FIRST PERSON
America Votes
Tears, joy and Barack Obama's victory
Last Updated: Tuesday, November 4, 2008 | 11:37 PM ET
Sherrilyn A. Ifill, Special to CBC News
Sherrilyn A. Ifill
Biography
Sherrilyn A. Ifill is a civil rights lawyer and law professor at the University of Maryland School of Law in Baltimore.
It sometimes happens that when something momentous is about to unfold — an event that I've anticipated with great excitement — I go numb. I remember when my daughter was born, I just kind of went blank for a few minutes. (OK, so it could have been the 36 hours of labour.)
But sometimes, it's just too much. When a million pictures and dreams from your past collide with a moment in the present and change your vision of the future, you sometimes need a moment.
And so it was tonight when Barack Obama was elected as the first African-American president in the history of the United States.
'Race men' and fierce pride
I was raised in a political family. My father, a social worker in Harlem, was one of those politically brilliant men who never run for office, but whose instincts and knowledge and energy for politics is stunning in its breadth and depth. He was also a race man.
In America, a race man is a black man who is fiercely proud of his race and deeply committed to the political, social and educational advancement of black people. Among black people, to call a man a "race man" is a compliment.
This combination of fierce racial pride and political instinct and savvy made our house one where from our earliest years my siblings and I watched and dissected politics and grappled with issues of race and class.
I decided by the time I was 10 years old that I wanted to be a civil rights lawyer. My years spent litigating voting rights cases for a major civil rights organization were among the most professionally satisfying of my life.
I've worked for and with African-American voters for 20 years, advocating and pushing to ensure that the right to vote, so hard fought-for by our ancestors, would be fully realized. I lived through Jesse Jackson's 1984 and 1988 bids for the presidency, and the 2000 election, when so many black voters were disenfranchised by voter purges and malfunctioning machines, and finally by the Supreme Court's decision that ended the recount in Florida.
Emotions flow after decisive moment
And so, by 8:45 p.m. Tuesday night, when it became clear that by beating John McCain in both Pennsylvania and New Hampshire, Barack Obama was poised to become the first African-American president of the United States, my mind went blank.
And then the tears came.
The tears were not only for my father, who died years too early too see this day. My tears were for Fannie Lou Hamer, the great grassroots activist, who endured a brutal beating by a white sheriff in Mississippi in 1963 because she tried to register to vote. For Shirley Chisholm, the black congresswoman from New York with the gap-toothed smile, who ran for president in 1972. For Jesse Jackson, whose path-breaking runs for the White House first galvanized millions of white voters in support of a black presidential candidate.
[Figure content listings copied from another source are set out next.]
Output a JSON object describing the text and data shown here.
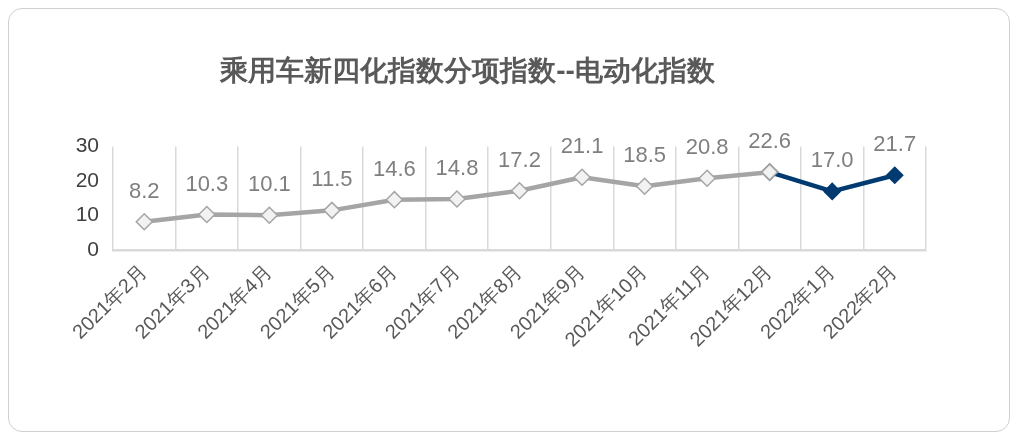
{
  "chart_data": {
    "type": "line",
    "title": "乘用车新四化指数分项指数--电动化指数",
    "categories": [
      "2021年2月",
      "2021年3月",
      "2021年4月",
      "2021年5月",
      "2021年6月",
      "2021年7月",
      "2021年8月",
      "2021年9月",
      "2021年10月",
      "2021年11月",
      "2021年12月",
      "2022年1月",
      "2022年2月"
    ],
    "series": [
      {
        "color": "#a5a5a5",
        "values": [
          8.2,
          10.3,
          10.1,
          11.5,
          14.6,
          14.8,
          17.2,
          21.1,
          18.5,
          20.8,
          22.6,
          null,
          null
        ],
        "value_labels": [
          "8.2",
          "10.3",
          "10.1",
          "11.5",
          "14.6",
          "14.8",
          "17.2",
          "21.1",
          "18.5",
          "20.8",
          "22.6",
          null,
          null
        ]
      },
      {
        "color": "#003a70",
        "values": [
          null,
          null,
          null,
          null,
          null,
          null,
          null,
          null,
          null,
          null,
          22.6,
          17.0,
          21.7
        ],
        "value_labels": [
          null,
          null,
          null,
          null,
          null,
          null,
          null,
          null,
          null,
          null,
          null,
          "17.0",
          "21.7"
        ]
      }
    ],
    "ylim": [
      0,
      30
    ],
    "yticks": [
      0,
      10,
      20,
      30
    ],
    "grid": "x",
    "marker": "diamond",
    "line_style": "solid"
  }
}
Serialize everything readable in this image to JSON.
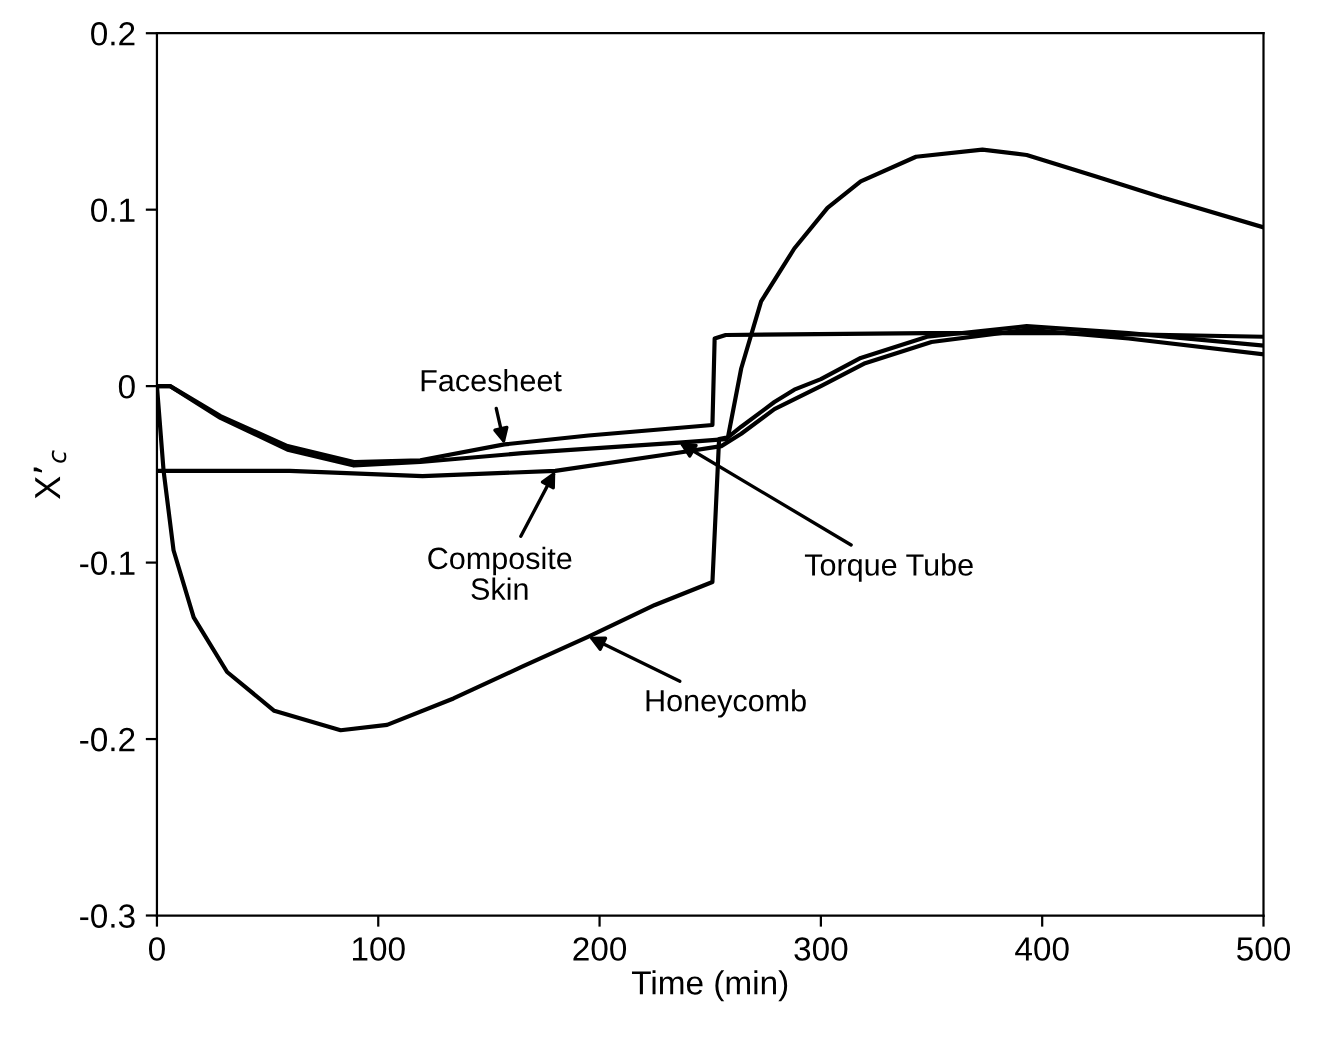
{
  "chart_data": {
    "type": "line",
    "xlabel": "Time (min)",
    "ylabel": "X’$_{c}$",
    "xlim": [
      0,
      500
    ],
    "ylim": [
      -0.3,
      0.2
    ],
    "xticks": [
      0,
      100,
      200,
      300,
      400,
      500
    ],
    "yticks": [
      -0.3,
      -0.2,
      -0.1,
      0,
      0.1,
      0.2
    ],
    "grid": false,
    "legend": false,
    "marker": "none",
    "line_style": "solid",
    "series": [
      {
        "color": "#000000",
        "x": [
          0,
          3,
          7.5,
          16.6,
          31.7,
          53,
          83,
          104,
          134,
          165,
          195,
          225,
          251,
          254,
          258,
          264,
          273,
          288,
          303,
          318,
          343,
          373,
          393,
          424,
          454,
          500
        ],
        "values": [
          0,
          -0.048,
          -0.093,
          -0.131,
          -0.162,
          -0.184,
          -0.195,
          -0.192,
          -0.177,
          -0.159,
          -0.142,
          -0.124,
          -0.111,
          -0.03,
          -0.029,
          0.01,
          0.048,
          0.078,
          0.101,
          0.116,
          0.13,
          0.134,
          0.131,
          0.119,
          0.107,
          0.09
        ]
      },
      {
        "color": "#000000",
        "x": [
          0,
          6,
          28.7,
          59,
          89,
          119,
          157,
          195,
          251,
          252,
          257,
          348,
          409,
          500
        ],
        "values": [
          0,
          0,
          -0.017,
          -0.034,
          -0.043,
          -0.042,
          -0.033,
          -0.028,
          -0.022,
          0.027,
          0.029,
          0.03,
          0.03,
          0.028
        ]
      },
      {
        "color": "#000000",
        "x": [
          0,
          6,
          28.7,
          59,
          89,
          119,
          165,
          236,
          257,
          264,
          279,
          288,
          300,
          318,
          348,
          393,
          439,
          500
        ],
        "values": [
          0,
          0,
          -0.018,
          -0.036,
          -0.045,
          -0.043,
          -0.038,
          -0.032,
          -0.03,
          -0.023,
          -0.009,
          -0.002,
          0.004,
          0.016,
          0.028,
          0.034,
          0.03,
          0.023
        ]
      },
      {
        "color": "#000000",
        "x": [
          1,
          60,
          100,
          120,
          180,
          234,
          255,
          264,
          279,
          300,
          320,
          350,
          393,
          439,
          500
        ],
        "values": [
          -0.048,
          -0.048,
          -0.05,
          -0.051,
          -0.048,
          -0.038,
          -0.034,
          -0.027,
          -0.013,
          0.0,
          0.013,
          0.025,
          0.032,
          0.027,
          0.018
        ]
      }
    ],
    "annotations": [
      {
        "text": "Facesheet",
        "x": 157,
        "y": -0.033
      },
      {
        "text": "Composite\nSkin",
        "x": 180,
        "y": -0.048
      },
      {
        "text": "Torque Tube",
        "x": 236,
        "y": -0.032
      },
      {
        "text": "Honeycomb",
        "x": 195,
        "y": -0.142
      }
    ]
  }
}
My tears were tears of absolute joy — pride at this amazing accomplishment.
I'm not one who normally gets sentimental over black "firsts." For me, it isn't enough that Obama is just the first black president.
It's that he's shown himself to be a man of such tremendous brilliance, integrity and accomplishment. It's that he refused to bow, and refused to lower himself to meet so many of the unfair attacks hurled against him. That he remained disciplined and focused. That his love for his family is apparent in every moment we see him with them. That he is an exceptional man — of any race.
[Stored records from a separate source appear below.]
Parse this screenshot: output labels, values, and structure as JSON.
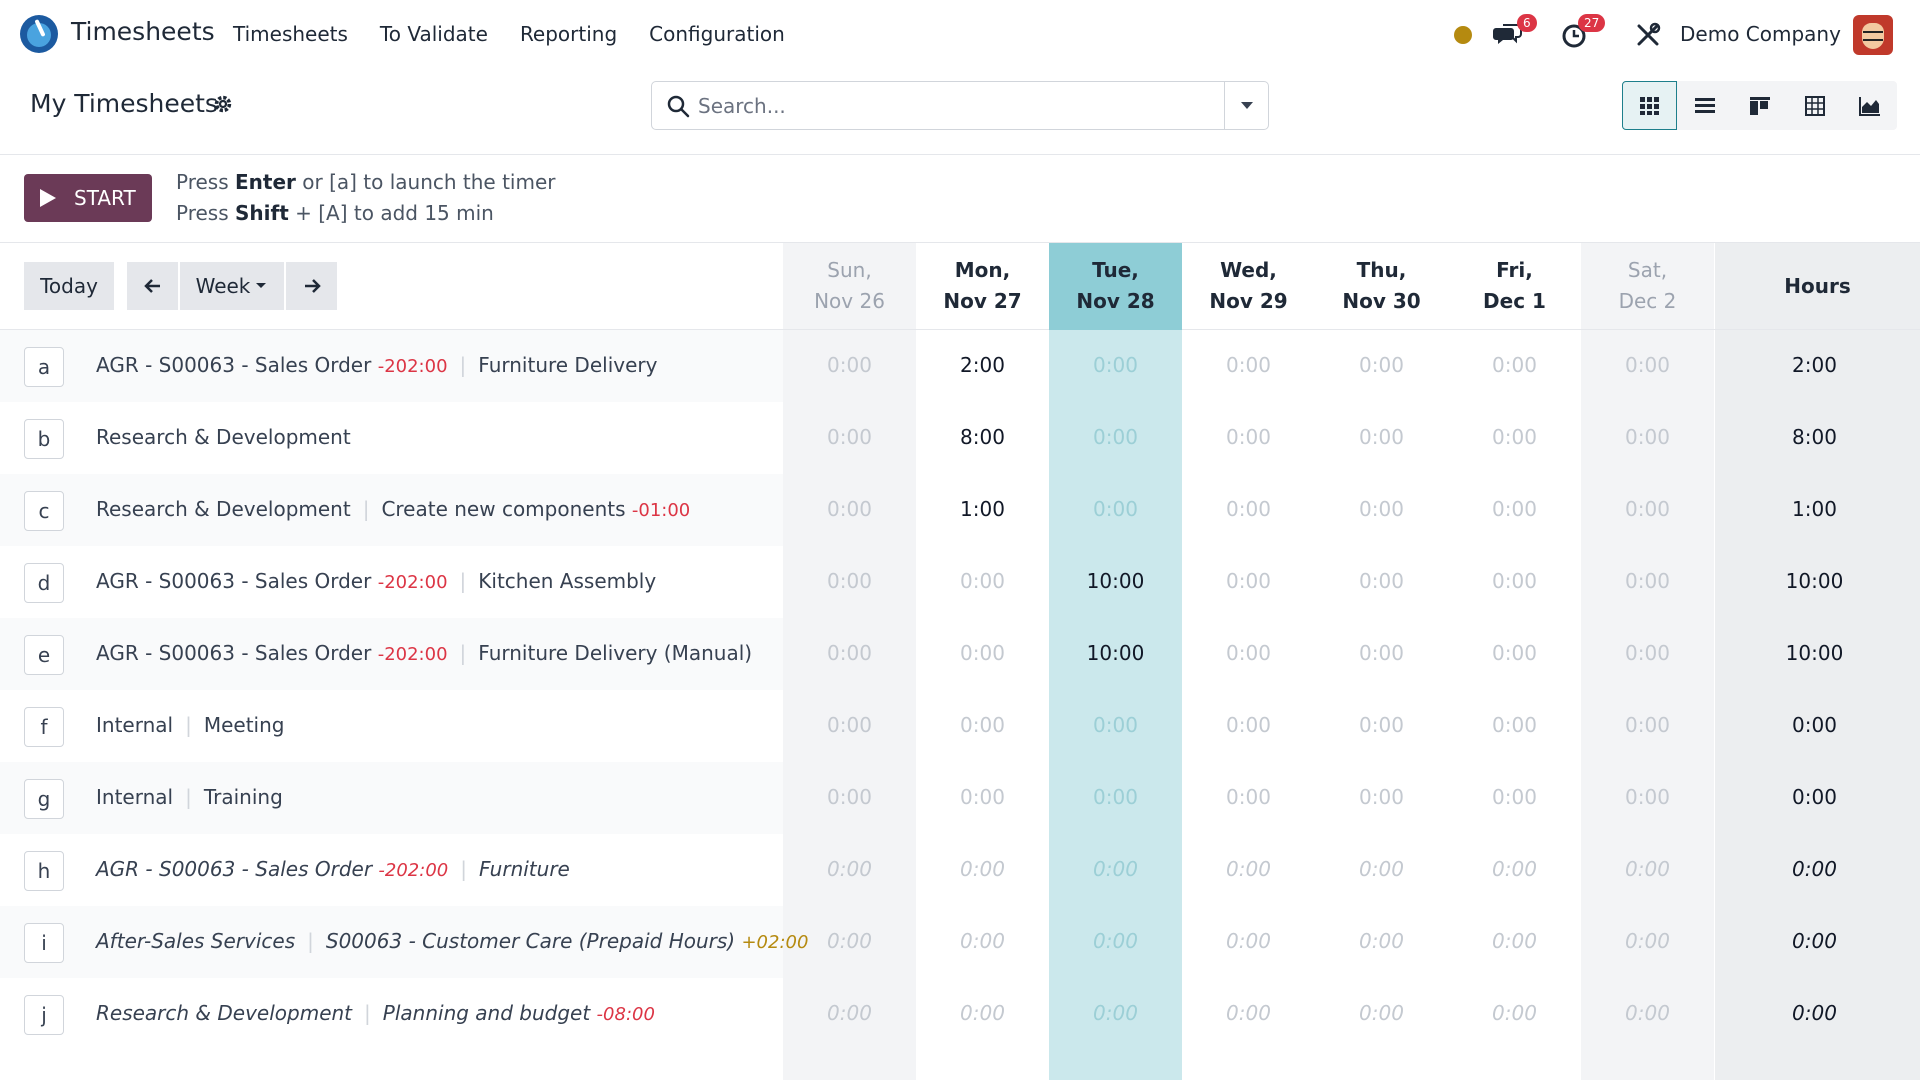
{
  "app": {
    "name": "Timesheets"
  },
  "menu": [
    "Timesheets",
    "To Validate",
    "Reporting",
    "Configuration"
  ],
  "systray": {
    "messages_count": "6",
    "activities_count": "27",
    "company": "Demo Company"
  },
  "page_title": "My Timesheets",
  "search": {
    "placeholder": "Search..."
  },
  "timer": {
    "start_label": "START",
    "hint1_pre": "Press ",
    "hint1_key": "Enter",
    "hint1_post": " or [a] to launch the timer",
    "hint2_pre": "Press ",
    "hint2_key": "Shift",
    "hint2_post": " + [A] to add 15 min"
  },
  "grid_controls": {
    "today": "Today",
    "week": "Week"
  },
  "days": [
    {
      "l1": "Sun,",
      "l2": "Nov 26",
      "weekend": true
    },
    {
      "l1": "Mon,",
      "l2": "Nov 27",
      "weekend": false
    },
    {
      "l1": "Tue,",
      "l2": "Nov 28",
      "weekend": false,
      "today": true
    },
    {
      "l1": "Wed,",
      "l2": "Nov 29",
      "weekend": false
    },
    {
      "l1": "Thu,",
      "l2": "Nov 30",
      "weekend": false
    },
    {
      "l1": "Fri,",
      "l2": "Dec 1",
      "weekend": false
    },
    {
      "l1": "Sat,",
      "l2": "Dec 2",
      "weekend": true
    }
  ],
  "hours_label": "Hours",
  "rows": [
    {
      "key": "a",
      "project": "AGR - S00063 - Sales Order",
      "project_rem": "-202:00",
      "task": "Furniture Delivery",
      "task_rem": "",
      "cells": [
        "0:00",
        "2:00",
        "0:00",
        "0:00",
        "0:00",
        "0:00",
        "0:00"
      ],
      "total": "2:00",
      "italic": false
    },
    {
      "key": "b",
      "project": "Research & Development",
      "project_rem": "",
      "task": "",
      "task_rem": "",
      "cells": [
        "0:00",
        "8:00",
        "0:00",
        "0:00",
        "0:00",
        "0:00",
        "0:00"
      ],
      "total": "8:00",
      "italic": false
    },
    {
      "key": "c",
      "project": "Research & Development",
      "project_rem": "",
      "task": "Create new components",
      "task_rem": "-01:00",
      "cells": [
        "0:00",
        "1:00",
        "0:00",
        "0:00",
        "0:00",
        "0:00",
        "0:00"
      ],
      "total": "1:00",
      "italic": false
    },
    {
      "key": "d",
      "project": "AGR - S00063 - Sales Order",
      "project_rem": "-202:00",
      "task": "Kitchen Assembly",
      "task_rem": "",
      "cells": [
        "0:00",
        "0:00",
        "10:00",
        "0:00",
        "0:00",
        "0:00",
        "0:00"
      ],
      "total": "10:00",
      "italic": false
    },
    {
      "key": "e",
      "project": "AGR - S00063 - Sales Order",
      "project_rem": "-202:00",
      "task": "Furniture Delivery (Manual)",
      "task_rem": "",
      "cells": [
        "0:00",
        "0:00",
        "10:00",
        "0:00",
        "0:00",
        "0:00",
        "0:00"
      ],
      "total": "10:00",
      "italic": false
    },
    {
      "key": "f",
      "project": "Internal",
      "project_rem": "",
      "task": "Meeting",
      "task_rem": "",
      "cells": [
        "0:00",
        "0:00",
        "0:00",
        "0:00",
        "0:00",
        "0:00",
        "0:00"
      ],
      "total": "0:00",
      "italic": false
    },
    {
      "key": "g",
      "project": "Internal",
      "project_rem": "",
      "task": "Training",
      "task_rem": "",
      "cells": [
        "0:00",
        "0:00",
        "0:00",
        "0:00",
        "0:00",
        "0:00",
        "0:00"
      ],
      "total": "0:00",
      "italic": false
    },
    {
      "key": "h",
      "project": "AGR - S00063 - Sales Order",
      "project_rem": "-202:00",
      "task": "Furniture",
      "task_rem": "",
      "cells": [
        "0:00",
        "0:00",
        "0:00",
        "0:00",
        "0:00",
        "0:00",
        "0:00"
      ],
      "total": "0:00",
      "italic": true
    },
    {
      "key": "i",
      "project": "After-Sales Services",
      "project_rem": "",
      "task": "S00063 - Customer Care (Prepaid Hours)",
      "task_rem": "+02:00",
      "cells": [
        "0:00",
        "0:00",
        "0:00",
        "0:00",
        "0:00",
        "0:00",
        "0:00"
      ],
      "total": "0:00",
      "italic": true
    },
    {
      "key": "j",
      "project": "Research & Development",
      "project_rem": "",
      "task": "Planning and budget",
      "task_rem": "-08:00",
      "cells": [
        "0:00",
        "0:00",
        "0:00",
        "0:00",
        "0:00",
        "0:00",
        "0:00"
      ],
      "total": "0:00",
      "italic": true
    }
  ],
  "colors": {
    "primary": "#6b3a57",
    "today_bg": "#cbe8ec",
    "today_head": "#8ecdd6",
    "weekend_bg": "#f3f4f6",
    "hours_bg": "#eceef0"
  }
}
And I'm proud, so proud and heartened to see how readily so many whites — even those who otherwise regard themselves as racists — were willing to overcome their irrational fears and to vote for this amazing man.
Savouring the moment
But my tears, I realized, were also for my children. Not, as one might expect, because they will never have to face the kind of barriers, the kind of limited dreams that even my generation had to accept as part of our lives. But because I know that my children can never really appreciate what this day means.
In a world where the biggest musical stars are black, and my children have grown up surrounded by black congressmen and judges and university professors and doctors, how could they fully understand the breakthrough that Obama's election represents?
And so it is that the success of our struggles separates us forever from our children. We have known captivity in Egypt. They are children of the Promised Land. Perhaps that's a good thing. They are new people — 21st-century people. People for whom "race men" will seem a quaint relic.
And yet I know that the work is not finished. Tonight we — my children, my father, black people, white Americans, all Americans — have made a huge step. But it's only a step. A step that ironically will make it more difficult in many instances to convince people that there's still more work to be done to bring about racial equity and justice.
My tears are also perhaps for this truth. For the knowledge that the struggles will resume almost as quickly as the first joy fades.
But tonight, I'll just savour the joy.